Now, I’m sure one could look at this and say that my thoughts about the importance of keeping the commandments had sparked this entire dream. That would make a great deal of sense considering how we process our days in the subconscious hours of sleep.
But the strange part is that the dream I just described took place several months before I ever came close to that conclusion about the Commandments. What’s even stranger is that I could only vaguely recall this dream I'm sharing with you in this letter. It was hard, because it had taken place four months ago. In fact, I had completely forgotten about it, until I started to write to you today. But as I wrote, I suddenly recalled that on that night, months ago, I had gotten up and typed the full details of the dream out. It seemed very important that I do so at the time. I love to sleep, and I don’t like leaving warm covers, so typing out a dream I had is something I have never done before. Ever.
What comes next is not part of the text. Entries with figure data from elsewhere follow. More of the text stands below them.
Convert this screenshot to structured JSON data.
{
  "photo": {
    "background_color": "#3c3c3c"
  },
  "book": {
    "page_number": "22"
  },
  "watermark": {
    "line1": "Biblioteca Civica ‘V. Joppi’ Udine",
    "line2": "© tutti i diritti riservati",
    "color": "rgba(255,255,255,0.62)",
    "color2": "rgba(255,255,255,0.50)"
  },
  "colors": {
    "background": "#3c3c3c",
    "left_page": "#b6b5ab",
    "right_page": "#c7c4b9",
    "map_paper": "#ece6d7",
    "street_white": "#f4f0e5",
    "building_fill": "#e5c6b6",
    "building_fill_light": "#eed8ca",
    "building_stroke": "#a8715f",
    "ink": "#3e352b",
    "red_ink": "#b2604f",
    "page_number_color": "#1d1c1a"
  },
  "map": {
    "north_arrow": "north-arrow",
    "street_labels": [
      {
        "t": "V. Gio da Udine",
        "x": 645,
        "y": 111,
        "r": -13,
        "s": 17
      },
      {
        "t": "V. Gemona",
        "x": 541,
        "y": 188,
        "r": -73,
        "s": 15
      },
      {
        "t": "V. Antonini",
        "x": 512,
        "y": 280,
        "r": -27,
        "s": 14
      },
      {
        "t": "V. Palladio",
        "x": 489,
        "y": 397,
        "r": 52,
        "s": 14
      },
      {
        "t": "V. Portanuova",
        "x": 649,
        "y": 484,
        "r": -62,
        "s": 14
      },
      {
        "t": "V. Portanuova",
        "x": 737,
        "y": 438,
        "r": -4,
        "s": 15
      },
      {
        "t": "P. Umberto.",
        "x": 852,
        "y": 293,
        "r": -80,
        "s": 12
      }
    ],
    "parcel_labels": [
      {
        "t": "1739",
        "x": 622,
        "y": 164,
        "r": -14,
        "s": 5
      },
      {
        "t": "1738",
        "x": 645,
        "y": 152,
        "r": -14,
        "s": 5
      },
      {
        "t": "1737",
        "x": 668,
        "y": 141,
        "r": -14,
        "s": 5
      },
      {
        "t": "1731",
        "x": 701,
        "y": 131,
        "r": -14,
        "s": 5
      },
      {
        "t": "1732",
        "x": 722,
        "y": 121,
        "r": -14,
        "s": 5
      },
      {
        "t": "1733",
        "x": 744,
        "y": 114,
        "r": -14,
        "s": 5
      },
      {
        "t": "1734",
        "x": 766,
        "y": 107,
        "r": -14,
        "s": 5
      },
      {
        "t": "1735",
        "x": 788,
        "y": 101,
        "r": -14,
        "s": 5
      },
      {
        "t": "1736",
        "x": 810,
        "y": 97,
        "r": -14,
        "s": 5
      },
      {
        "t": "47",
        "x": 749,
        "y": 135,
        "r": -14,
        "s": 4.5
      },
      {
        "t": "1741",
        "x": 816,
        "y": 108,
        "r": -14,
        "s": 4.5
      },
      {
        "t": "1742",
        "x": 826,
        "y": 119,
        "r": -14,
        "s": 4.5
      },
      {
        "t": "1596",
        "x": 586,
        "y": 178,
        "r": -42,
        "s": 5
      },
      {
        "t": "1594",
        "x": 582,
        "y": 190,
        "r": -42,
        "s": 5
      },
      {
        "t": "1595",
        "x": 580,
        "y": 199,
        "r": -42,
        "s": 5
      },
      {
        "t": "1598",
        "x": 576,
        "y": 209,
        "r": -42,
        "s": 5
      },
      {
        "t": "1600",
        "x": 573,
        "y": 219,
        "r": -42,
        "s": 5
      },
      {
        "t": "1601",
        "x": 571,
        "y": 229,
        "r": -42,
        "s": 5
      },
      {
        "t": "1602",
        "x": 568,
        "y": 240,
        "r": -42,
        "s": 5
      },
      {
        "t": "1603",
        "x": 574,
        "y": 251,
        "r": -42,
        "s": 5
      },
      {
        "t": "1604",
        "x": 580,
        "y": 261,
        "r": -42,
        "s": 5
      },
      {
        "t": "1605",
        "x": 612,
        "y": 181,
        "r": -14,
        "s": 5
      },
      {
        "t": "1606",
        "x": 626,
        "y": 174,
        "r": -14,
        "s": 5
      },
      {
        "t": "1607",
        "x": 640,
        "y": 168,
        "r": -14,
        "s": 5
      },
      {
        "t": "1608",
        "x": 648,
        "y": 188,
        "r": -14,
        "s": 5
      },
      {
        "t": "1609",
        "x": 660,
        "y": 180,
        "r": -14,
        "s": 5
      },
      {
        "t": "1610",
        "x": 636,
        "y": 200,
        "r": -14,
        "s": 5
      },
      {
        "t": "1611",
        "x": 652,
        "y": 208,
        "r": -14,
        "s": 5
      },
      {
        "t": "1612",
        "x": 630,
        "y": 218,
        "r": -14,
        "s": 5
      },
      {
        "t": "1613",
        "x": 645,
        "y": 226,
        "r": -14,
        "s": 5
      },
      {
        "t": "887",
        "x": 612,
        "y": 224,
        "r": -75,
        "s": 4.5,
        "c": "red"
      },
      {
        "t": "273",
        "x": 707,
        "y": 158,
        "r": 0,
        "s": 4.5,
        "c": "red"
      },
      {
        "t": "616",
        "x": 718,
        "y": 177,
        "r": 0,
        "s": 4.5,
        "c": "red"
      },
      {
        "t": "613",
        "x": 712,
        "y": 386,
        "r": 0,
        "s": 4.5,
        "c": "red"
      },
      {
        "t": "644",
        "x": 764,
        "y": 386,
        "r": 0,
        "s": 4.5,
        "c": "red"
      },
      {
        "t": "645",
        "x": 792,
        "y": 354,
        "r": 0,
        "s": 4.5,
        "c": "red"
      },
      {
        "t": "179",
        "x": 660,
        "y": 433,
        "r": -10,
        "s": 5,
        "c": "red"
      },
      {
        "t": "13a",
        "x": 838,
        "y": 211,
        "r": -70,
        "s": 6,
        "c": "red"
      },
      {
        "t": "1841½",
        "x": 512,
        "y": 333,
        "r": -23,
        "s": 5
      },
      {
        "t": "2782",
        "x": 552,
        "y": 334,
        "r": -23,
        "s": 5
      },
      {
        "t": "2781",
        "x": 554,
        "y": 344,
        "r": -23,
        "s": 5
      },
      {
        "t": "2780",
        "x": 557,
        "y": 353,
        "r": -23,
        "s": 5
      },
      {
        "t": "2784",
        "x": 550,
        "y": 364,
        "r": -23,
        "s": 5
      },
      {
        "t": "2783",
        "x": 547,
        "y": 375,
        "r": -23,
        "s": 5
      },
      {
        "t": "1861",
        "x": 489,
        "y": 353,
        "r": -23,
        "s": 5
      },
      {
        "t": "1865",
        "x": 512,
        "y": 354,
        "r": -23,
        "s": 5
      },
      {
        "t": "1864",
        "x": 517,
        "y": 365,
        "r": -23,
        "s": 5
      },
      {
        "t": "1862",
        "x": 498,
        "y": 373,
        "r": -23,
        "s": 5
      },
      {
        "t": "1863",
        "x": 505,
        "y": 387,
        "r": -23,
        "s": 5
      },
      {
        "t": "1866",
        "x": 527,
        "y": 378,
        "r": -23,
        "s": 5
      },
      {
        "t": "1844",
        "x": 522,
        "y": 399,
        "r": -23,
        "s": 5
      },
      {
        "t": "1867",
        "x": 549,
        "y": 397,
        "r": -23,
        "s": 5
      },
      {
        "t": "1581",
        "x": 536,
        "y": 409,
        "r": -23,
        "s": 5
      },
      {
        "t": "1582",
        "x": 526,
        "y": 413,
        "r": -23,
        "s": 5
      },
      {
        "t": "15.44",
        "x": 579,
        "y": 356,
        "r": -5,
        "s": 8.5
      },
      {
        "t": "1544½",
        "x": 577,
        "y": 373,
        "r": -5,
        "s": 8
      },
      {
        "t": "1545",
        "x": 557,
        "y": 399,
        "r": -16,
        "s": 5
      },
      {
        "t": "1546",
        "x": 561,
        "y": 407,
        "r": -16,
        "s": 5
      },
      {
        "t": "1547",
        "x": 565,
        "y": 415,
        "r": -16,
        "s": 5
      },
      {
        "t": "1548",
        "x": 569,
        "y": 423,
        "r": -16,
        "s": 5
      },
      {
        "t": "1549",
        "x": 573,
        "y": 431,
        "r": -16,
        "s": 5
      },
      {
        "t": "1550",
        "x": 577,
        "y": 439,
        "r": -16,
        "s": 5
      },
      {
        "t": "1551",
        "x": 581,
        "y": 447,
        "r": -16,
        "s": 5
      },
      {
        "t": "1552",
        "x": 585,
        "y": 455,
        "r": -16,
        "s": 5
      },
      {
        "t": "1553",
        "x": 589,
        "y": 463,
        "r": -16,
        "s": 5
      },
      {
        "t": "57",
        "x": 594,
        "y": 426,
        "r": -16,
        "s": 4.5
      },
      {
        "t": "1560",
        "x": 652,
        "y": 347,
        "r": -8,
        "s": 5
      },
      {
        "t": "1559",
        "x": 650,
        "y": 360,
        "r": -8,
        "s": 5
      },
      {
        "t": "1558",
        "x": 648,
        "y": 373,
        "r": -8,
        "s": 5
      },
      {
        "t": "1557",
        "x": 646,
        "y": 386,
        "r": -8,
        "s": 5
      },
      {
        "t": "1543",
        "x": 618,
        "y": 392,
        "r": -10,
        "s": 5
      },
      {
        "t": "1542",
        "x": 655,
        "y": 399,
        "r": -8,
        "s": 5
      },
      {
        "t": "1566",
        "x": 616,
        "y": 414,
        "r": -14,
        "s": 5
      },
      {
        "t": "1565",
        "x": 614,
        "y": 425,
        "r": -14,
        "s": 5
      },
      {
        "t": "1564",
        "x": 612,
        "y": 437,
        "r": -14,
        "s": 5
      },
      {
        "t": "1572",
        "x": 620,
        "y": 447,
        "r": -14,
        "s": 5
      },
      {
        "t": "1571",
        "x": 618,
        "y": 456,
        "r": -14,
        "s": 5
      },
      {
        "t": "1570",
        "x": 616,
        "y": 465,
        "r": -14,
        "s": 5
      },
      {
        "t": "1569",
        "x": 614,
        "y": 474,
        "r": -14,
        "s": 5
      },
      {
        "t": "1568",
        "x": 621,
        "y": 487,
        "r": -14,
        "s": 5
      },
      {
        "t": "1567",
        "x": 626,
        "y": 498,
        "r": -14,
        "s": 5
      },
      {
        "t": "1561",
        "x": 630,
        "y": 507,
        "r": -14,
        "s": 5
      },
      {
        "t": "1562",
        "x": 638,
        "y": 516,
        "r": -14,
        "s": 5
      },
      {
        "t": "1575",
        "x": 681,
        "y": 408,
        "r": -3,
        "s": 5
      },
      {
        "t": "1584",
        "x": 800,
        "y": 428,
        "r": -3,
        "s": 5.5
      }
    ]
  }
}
Do you see what I’m saying about God doing strange and wonderful things in our home?
So, as much as I have loved attending your church, it’s no longer the place for us. You’ve been a Pastor probably longer than I’ve been a believer. I’m in no position to tell you what to preach or how to shepherd your flock. But I believe God wanted me to get this message to you in my dream.
Had you not written your note, I probably would have never remembered this dream or told you about it. Pastor, I believe you’re missing something important that you’re supposed to be telling the church and I think we’re running out of time. Please pray and ask God to tell you if that’s correct, or incorrect. I pray for you, for pastors worldwide, and for the congregants of Christian churches nightly, in tears about the lukewarm state of the Body of Christ. I’m so tired of ATTENDING church. I want to BE church, and that’s what you see in my posts online in that infernal, godforsaken, time-suck called Facebook.
It kills me to speak this directly to someone I hold in such high regard; it’s absolutely contrary to the way I was raised. Please know I share all of this in love, and acknowledge that you are more educated and experienced than I am. If you’re interested in what I uncovered in October – November about the commandments, read the three-part series “Reconciling Law and Mercy” on my blog. I’m always available for conversation. I can't imagine what it must be like to be charged to follow the Holy Spirit, and at the same time keep a corporate entity solvent and church elders happy. But in the middle of that wrestling, I hope you have a moment to take a quick look at the prophecies that are unfolding at rapid pace. It's the most exciting time to live in the history of the world.